The labor-intensive and destructive nature of laboratory quantitative analyses makes them impractical for the large-scale monitoring of leaf biochemistry [7]. Fortunately, the development of remote sensing spectroscopy has made it possible to retrieve biochemical information quickly and non-destructively from intact leaves [8]. The methods for estimating leaf biochemical constituents can be broadly divided into two categories: empirical methods and physical models [9].

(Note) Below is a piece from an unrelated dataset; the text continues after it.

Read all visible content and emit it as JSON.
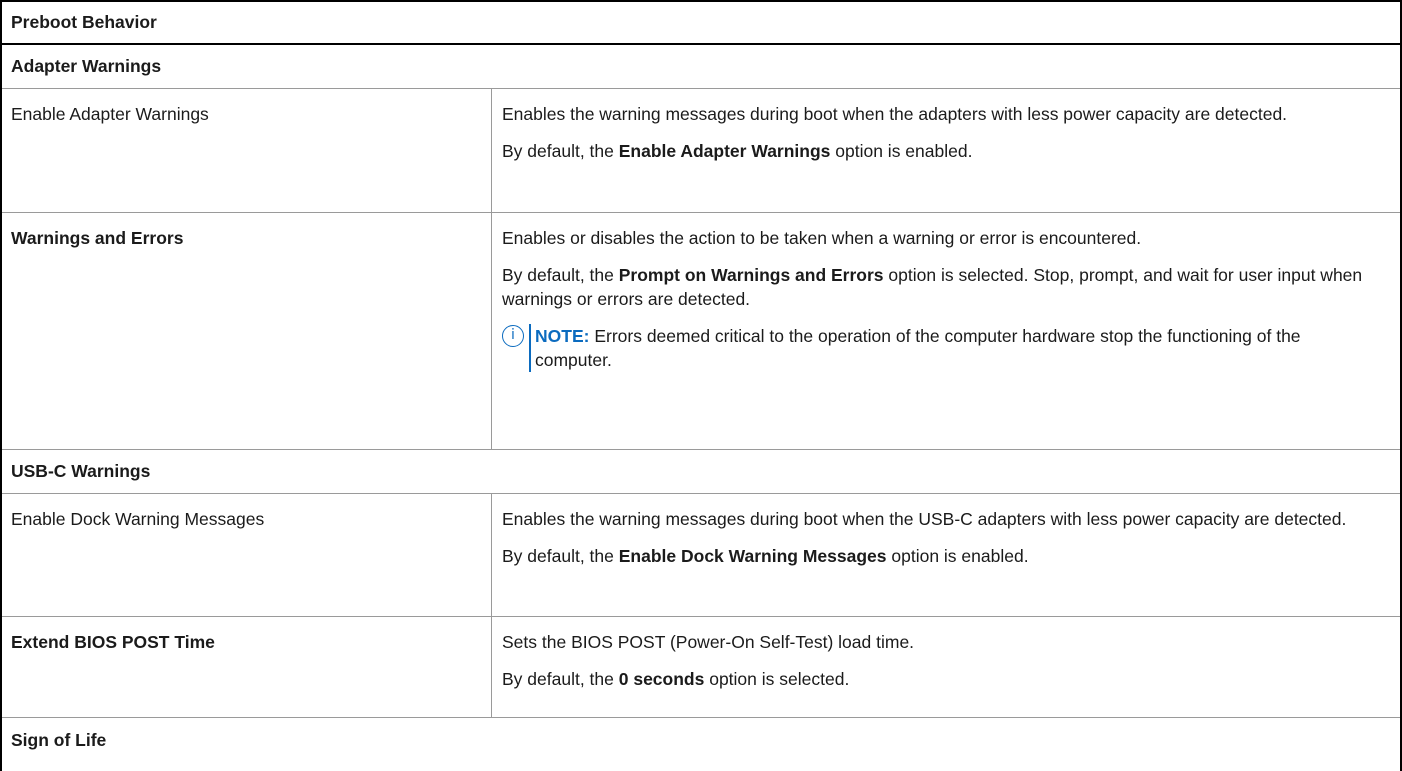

Empirical methods for estimating leaf biochemical content include models based on vegetation indices [10,11,12] and machine learning algorithms [13,14,15,16,17]. These methods establish empirical relationships between biochemical properties and leaf optics [18]. Although these data-driven methods are computationally efficient and can achieve promising accuracy for specific plant species, their effectiveness heavily depends on the quality and variability of the training data. Furthermore, they lack generalization for different vegetation species and environmental conditions without sufficient representative data [19].

Physically based modeling approaches, also known as radiative transfer models (RTMs), have been proposed to retrieve biochemical contents in a wide range of species and living conditions, achieving good physical interpretations and satisfactory transferability by simulating the process of radiation transmission [20,21,22]. The PROSPECT model [23,24] is the most popular leaf optical property model. However, the ill-posed nature of the inversion and computational inefficiency are the main drawbacks of physical models, limiting their practical application for regional or global studies [25].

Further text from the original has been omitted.